Leadership development: Designating high-potential employees; coaching; mentoring; rotating people into different projects.
Recruiting: Estimating needs for head count, positions, location, timing, and more.
Retention: Forecasting turnover rates; identifying who is at risk and how to keep them.
Redeployment: Deciding who is eligible for redeployment, and from where to where.
Contingent workforce: Designating the percentage of employees who will be contingent, and in what positions.
Potential retirements: Figuring out who's eligible, when eligible, replacement, alternative work arrangements available that could prevent a retirement problem.

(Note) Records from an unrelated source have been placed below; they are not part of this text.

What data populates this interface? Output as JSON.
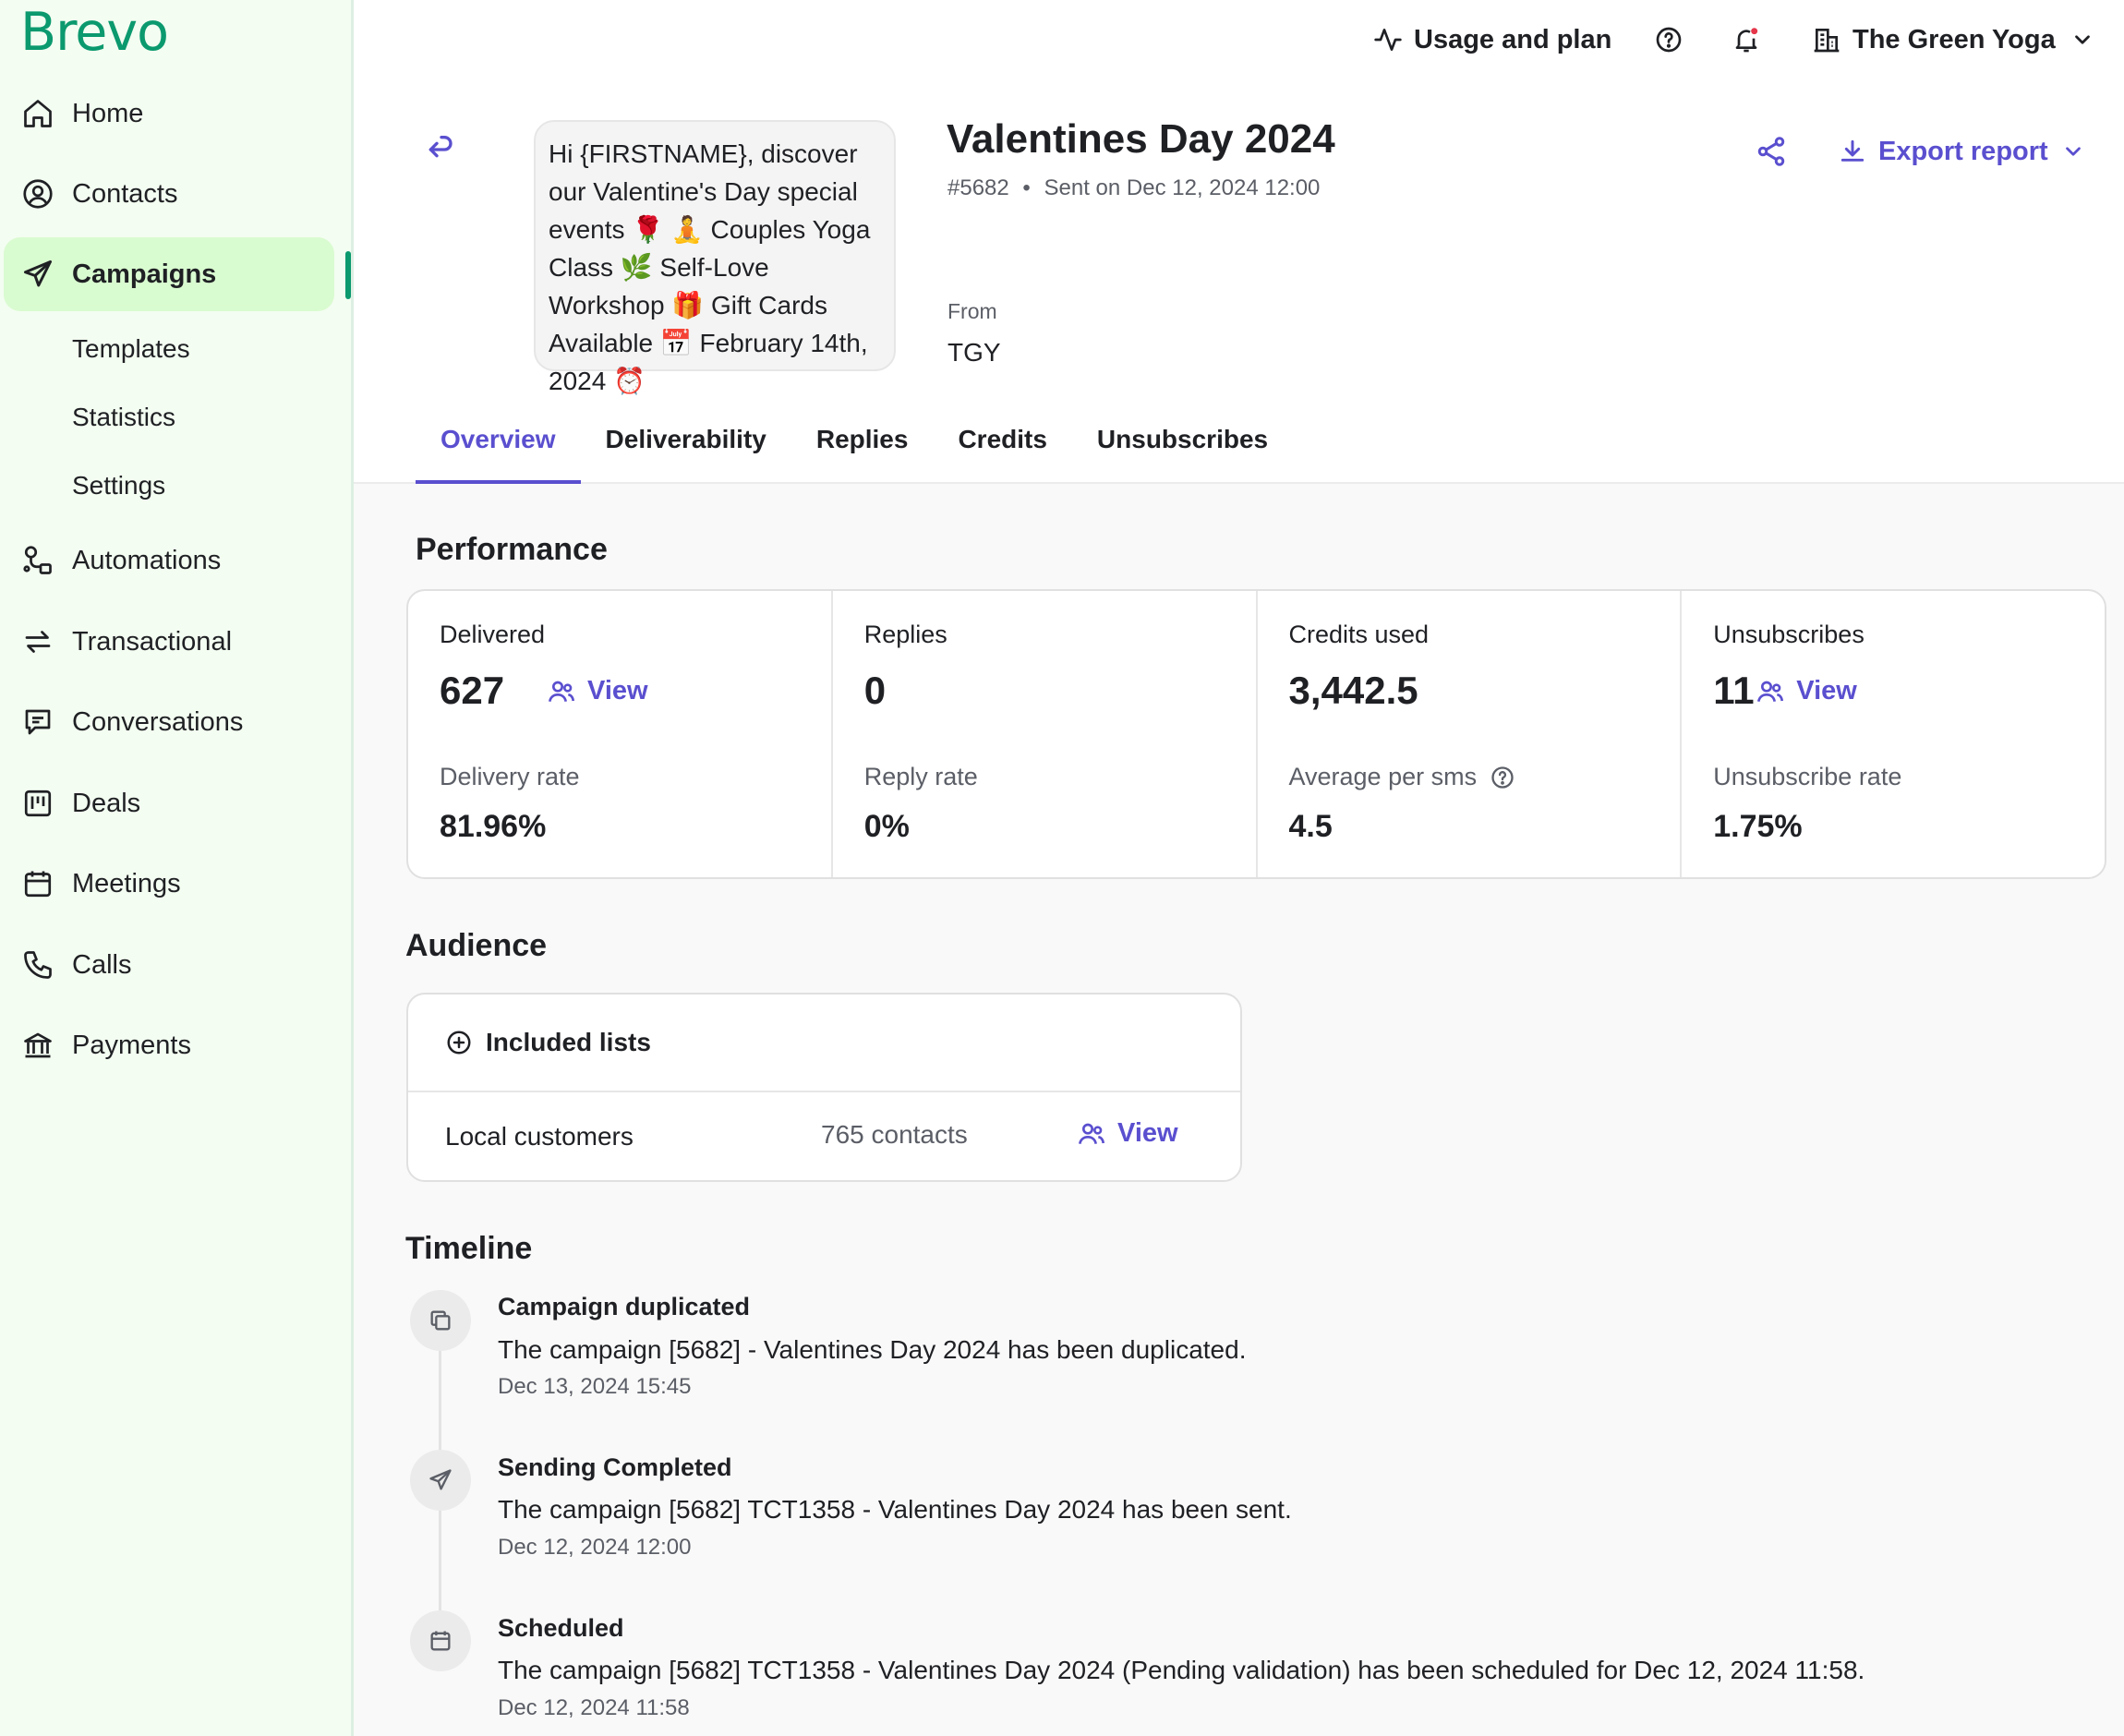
{
  "brand": {
    "logo": "Brevo",
    "accent": "#0b996e",
    "link_color": "#5a4fcf",
    "active_bg": "#d9fbd0"
  },
  "sidebar": {
    "items": [
      {
        "label": "Home",
        "icon": "home-icon"
      },
      {
        "label": "Contacts",
        "icon": "contacts-icon"
      },
      {
        "label": "Campaigns",
        "icon": "send-icon",
        "active": true
      },
      {
        "label": "Automations",
        "icon": "automations-icon"
      },
      {
        "label": "Transactional",
        "icon": "transactional-icon"
      },
      {
        "label": "Conversations",
        "icon": "conversations-icon"
      },
      {
        "label": "Deals",
        "icon": "deals-icon"
      },
      {
        "label": "Meetings",
        "icon": "calendar-icon"
      },
      {
        "label": "Calls",
        "icon": "phone-icon"
      },
      {
        "label": "Payments",
        "icon": "bank-icon"
      }
    ],
    "sub_items": [
      "Templates",
      "Statistics",
      "Settings"
    ]
  },
  "topbar": {
    "usage": "Usage and plan",
    "account": "The Green Yoga"
  },
  "campaign": {
    "sms_preview": "Hi {FIRSTNAME}, discover our Valentine's Day special events 🌹 🧘 Couples Yoga Class 🌿 Self-Love Workshop 🎁 Gift Cards Available 📅 February 14th, 2024 ⏰",
    "title": "Valentines Day 2024",
    "id": "#5682",
    "sent": "Sent on Dec 12, 2024 12:00",
    "from_label": "From",
    "from_value": "TGY",
    "export_label": "Export report"
  },
  "tabs": [
    "Overview",
    "Deliverability",
    "Replies",
    "Credits",
    "Unsubscribes"
  ],
  "performance": {
    "title": "Performance",
    "delivered": {
      "label": "Delivered",
      "value": "627",
      "view": "View",
      "sub_label": "Delivery rate",
      "sub_value": "81.96%"
    },
    "replies": {
      "label": "Replies",
      "value": "0",
      "sub_label": "Reply rate",
      "sub_value": "0%"
    },
    "credits": {
      "label": "Credits used",
      "value": "3,442.5",
      "sub_label": "Average per sms",
      "sub_value": "4.5"
    },
    "unsubscribes": {
      "label": "Unsubscribes",
      "value": "11",
      "view": "View",
      "sub_label": "Unsubscribe rate",
      "sub_value": "1.75%"
    }
  },
  "audience": {
    "title": "Audience",
    "header": "Included lists",
    "list_name": "Local customers",
    "list_count": "765 contacts",
    "view": "View"
  },
  "timeline": {
    "title": "Timeline",
    "events": [
      {
        "title": "Campaign duplicated",
        "text": "The campaign [5682] - Valentines Day 2024 has been duplicated.",
        "date": "Dec 13, 2024 15:45",
        "icon": "duplicate-icon"
      },
      {
        "title": "Sending Completed",
        "text": "The campaign [5682] TCT1358 - Valentines Day 2024  has been sent.",
        "date": "Dec 12, 2024 12:00",
        "icon": "send-icon"
      },
      {
        "title": "Scheduled",
        "text": "The campaign [5682] TCT1358 - Valentines Day 2024  (Pending validation) has been scheduled for Dec 12, 2024 11:58.",
        "date": "Dec 12, 2024 11:58",
        "icon": "calendar-icon"
      }
    ]
  }
}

Performance management: Instituting "forced ranking" or identifying who should be "managed out."
Career path: Career counseling for employees to help them move up.
Backfills: Designating key-position backups.
Internal placement: Developing job-posting systems for internal employees to get a leg up on new openings.
Environmental forecast: Forecasts of industry and environmental trends, as well as a competitor assessment.
Identifying job competencies: Doing a skills and competencies inventory.
Metrics: Identifying metrics to determine the effectiveness of workforce planning.
Set corporate goals focused on the company’s vision, mission and core values.
Keeping the vision and core values in mind, cascade the goals into operating objectives and individual performance targets that include key performance metrics.
Monitor and measure manager and employee performance through qualitative and quantitative metrics.
Human Capital Reporting Systems

Many companies now develop annual Human Capital Reports. The report formats vary greatly but usually there are sections focused on employee engagement, retirement trends, attrition trends, growth trends, skill gaps, risk factors, employee costs, business changes, key performance indicators, human capital goals, and profit per employee.